If the consequentialist says, "You are morally responsible for your the causal consequences of your actions (or inactions)", my response is what do you mean by "morally"? If the consequentialist says, "In situation Y when choosing between A which would lead to X or B which would lead to Z, one ought to choose A", then I would respond what do you mean by "ought"? The same goes for other morals terms like immoral, unethical, duty and should. I think at best these words are equivocal, referring to any one of numerous possible things that could be more clearly described amorally. Alternatively, they may refer to some vague mystical claim regarding some insentient valuing system apparently exiting on some other realm of metaphysical existence -- nothing I see any reason to believe. My objections here apply not only to consequentialism but to all moral claims.

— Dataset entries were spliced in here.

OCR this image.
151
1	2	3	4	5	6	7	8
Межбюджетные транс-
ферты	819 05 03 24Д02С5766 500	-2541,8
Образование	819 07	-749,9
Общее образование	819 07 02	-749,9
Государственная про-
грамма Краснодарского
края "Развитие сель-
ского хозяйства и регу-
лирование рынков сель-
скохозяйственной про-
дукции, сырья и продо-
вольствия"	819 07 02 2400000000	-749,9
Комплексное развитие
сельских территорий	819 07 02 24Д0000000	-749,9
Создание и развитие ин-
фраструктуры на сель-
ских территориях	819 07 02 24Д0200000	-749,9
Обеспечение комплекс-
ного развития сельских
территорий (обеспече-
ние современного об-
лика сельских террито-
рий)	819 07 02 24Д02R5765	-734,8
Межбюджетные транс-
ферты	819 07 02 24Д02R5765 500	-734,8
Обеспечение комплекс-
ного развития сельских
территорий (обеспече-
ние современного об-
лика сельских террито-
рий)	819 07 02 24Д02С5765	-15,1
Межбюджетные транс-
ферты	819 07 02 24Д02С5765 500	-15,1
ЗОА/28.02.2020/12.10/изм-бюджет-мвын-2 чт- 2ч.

However, in amoral terms, I think in situations in which people do things that we feel some need to make judgements, such as a corporation setting policies for its employees or members of a political democracy creating laws which they will violently enforce, then we generally find it necessary and most effective to use methods amorally corresponding to all classifications of so-called moral theories: consequentialism, deontology, and virtue ethics. For example, in the legal system of most countries today such as the USA, for a person to be convicted of a crime they must (1) break a strict rule (i.e. law) to do or not do something specific which I think corresponds to deontology, (2) in court, prosecution must show the actus reus which I think corresponds to consequentialism, and (3) in court, prosecution must show the mens rea and intent which I think corresponds to virtue ethics. In practice, we make judgements based on all 3 ways.
Normative moral claims seem to claim there is some other mystical objective way in which things actually are valued or matter and that only one of those three forms of such judgement (or some other form of amoral judgement) matters in that mystical objective way. Other times when people use the moral terms equivocally to refer to things that can be described more clearly with amoral terms, they may simply be using the terms to refer to a specific form of action, but in such case there is no debate about whether morality is consequential or deontological rather it is simply a matter of equivocation like using the word lightness to refer to non-heaviness as opposed to non-darkness.